The University Record, August 13, 2001

Data support effectiveness of vaccine for flu, FDA advisory committee says

By Colleen Newvine
News and Information Services

The U.S. Food and Drug Administration’s (FDA) Vaccines and Related Biological Products Advisory Committee on July 27 said that there is adequate data to support the effectiveness of FluMist for the prevention of influenza in healthy individuals ages 1–64.

The committee also said that data analysis so far is not sufficient to support the safety of the vaccine. In closing the discussion, Robert S. Daum, panel chairman, indicated that the committee is willing to evaluate the safety data when the analyses are complete.

FluMist is an influenza virus vaccine delivered as a nasal mist. It is based on technology developed by Hunein “John” Maassab, professor of epidemiology.

“I am pleased that the distinguished experts on the FDA committee have confirmed that FluMist is effective,” Maassab says. “I understand that the panel believed more data are needed to establish the safety of FluMist. I strongly believe FluMist is safe. Studies to confirm its safety should be completed as soon as possible.”

Maassab began work on an influenza vaccine in the 1950s as a graduate student under the direction of Thomas Francis Jr., who had overseen the U.S. Army’s flu vaccine program during World War II. Maassab first isolated the influenza type A-Ann Arbor virus in 1960, and by 1967, he had developed a cold-adapted virus. For the next several decades, he refined his flu vaccine.

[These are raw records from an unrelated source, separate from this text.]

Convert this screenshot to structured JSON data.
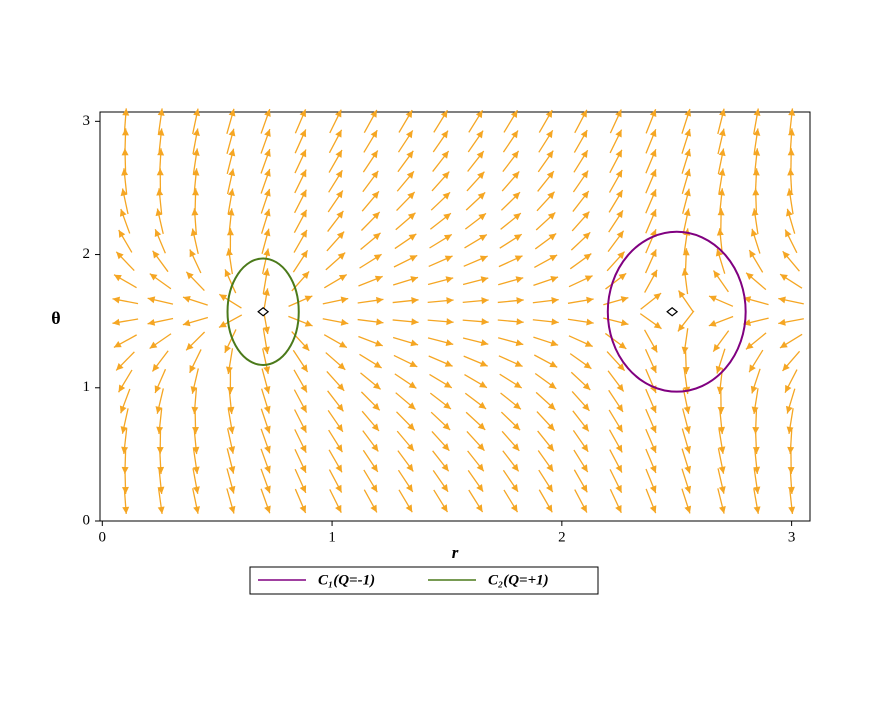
{
  "chart_data": {
    "type": "vector_field",
    "xlabel": "r",
    "ylabel": "θ",
    "xlim": [
      -0.01,
      3.08
    ],
    "ylim": [
      0,
      3.07
    ],
    "xticks": [
      0,
      1,
      2,
      3
    ],
    "yticks": [
      0,
      1,
      2,
      3
    ],
    "arrow_color": "#f5a623",
    "critical_points": [
      {
        "x": 2.48,
        "y": 1.5708
      },
      {
        "x": 0.7,
        "y": 1.5708
      }
    ],
    "series": [
      {
        "name": "C₁(Q=-1)",
        "color": "#800080",
        "center": [
          2.5,
          1.5708
        ],
        "radii": [
          0.3,
          0.6
        ]
      },
      {
        "name": "C₂(Q=+1)",
        "color": "#4b7a1a",
        "center": [
          0.7,
          1.5708
        ],
        "radii": [
          0.155,
          0.4
        ]
      }
    ],
    "legend": "bottom"
  }
}
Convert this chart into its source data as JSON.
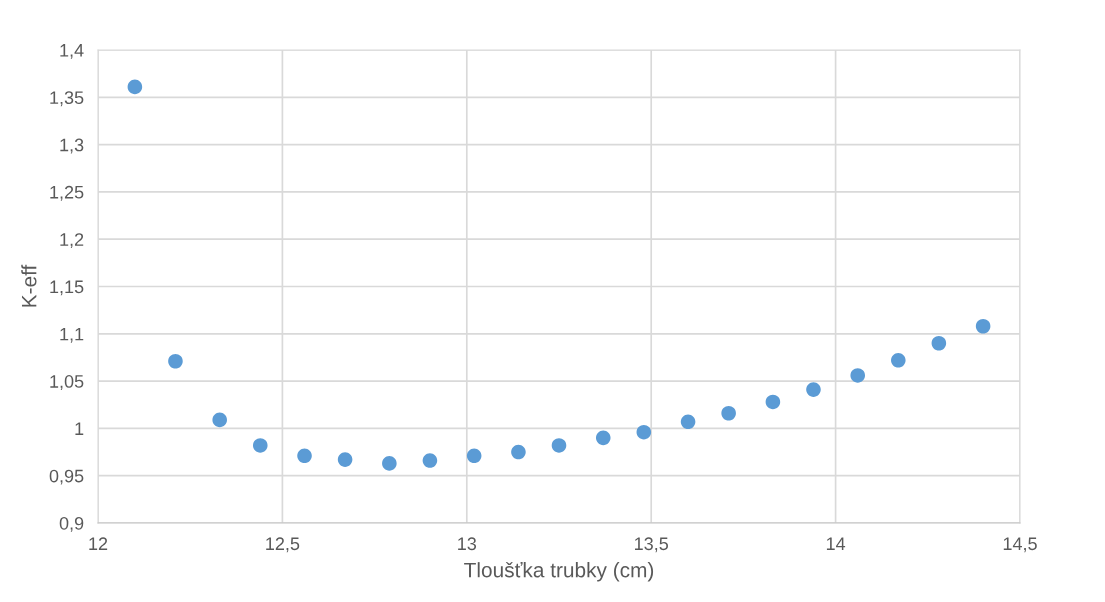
{
  "chart_data": {
    "type": "scatter",
    "xlabel": "Tloušťka trubky (cm)",
    "ylabel": "K-eff",
    "x": [
      12.1,
      12.21,
      12.33,
      12.44,
      12.56,
      12.67,
      12.79,
      12.9,
      13.02,
      13.14,
      13.25,
      13.37,
      13.48,
      13.6,
      13.71,
      13.83,
      13.94,
      14.06,
      14.17,
      14.28,
      14.4
    ],
    "series": [
      {
        "color": "#5b9bd5",
        "values": [
          1.361,
          1.071,
          1.009,
          0.982,
          0.971,
          0.967,
          0.963,
          0.966,
          0.971,
          0.975,
          0.982,
          0.99,
          0.996,
          1.007,
          1.016,
          1.028,
          1.041,
          1.056,
          1.072,
          1.09,
          1.108
        ]
      }
    ],
    "xlim": [
      12,
      14.5
    ],
    "ylim": [
      0.9,
      1.4
    ],
    "xticks": [
      12,
      {
        "value": 12.5,
        "label": "12,5"
      },
      13,
      {
        "value": 13.5,
        "label": "13,5"
      },
      14,
      {
        "value": 14.5,
        "label": "14,5"
      }
    ],
    "yticks": [
      {
        "value": 0.9,
        "label": "0,9"
      },
      {
        "value": 0.95,
        "label": "0,95"
      },
      1,
      {
        "value": 1.05,
        "label": "1,05"
      },
      {
        "value": 1.1,
        "label": "1,1"
      },
      {
        "value": 1.15,
        "label": "1,15"
      },
      {
        "value": 1.2,
        "label": "1,2"
      },
      {
        "value": 1.25,
        "label": "1,25"
      },
      {
        "value": 1.3,
        "label": "1,3"
      },
      {
        "value": 1.35,
        "label": "1,35"
      },
      {
        "value": 1.4,
        "label": "1,4"
      }
    ],
    "grid": true,
    "marker": "circle"
  }
}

The FDA is reviewing the license application for FluMist. If approved, FluMist would be the first influenza vaccine delivered as a nasal mist to be commercially available in the United States. It would be marketed by Aviron and Wyeth Lederle Vaccines, a business unit of American Home Products.

Influenza infects 35–50 million people each year in the United States, resulting in 20,000 deaths, predominantly among the elderly. Children are between two and three times more likely than adults to contract influenza, and they remain infectious longer.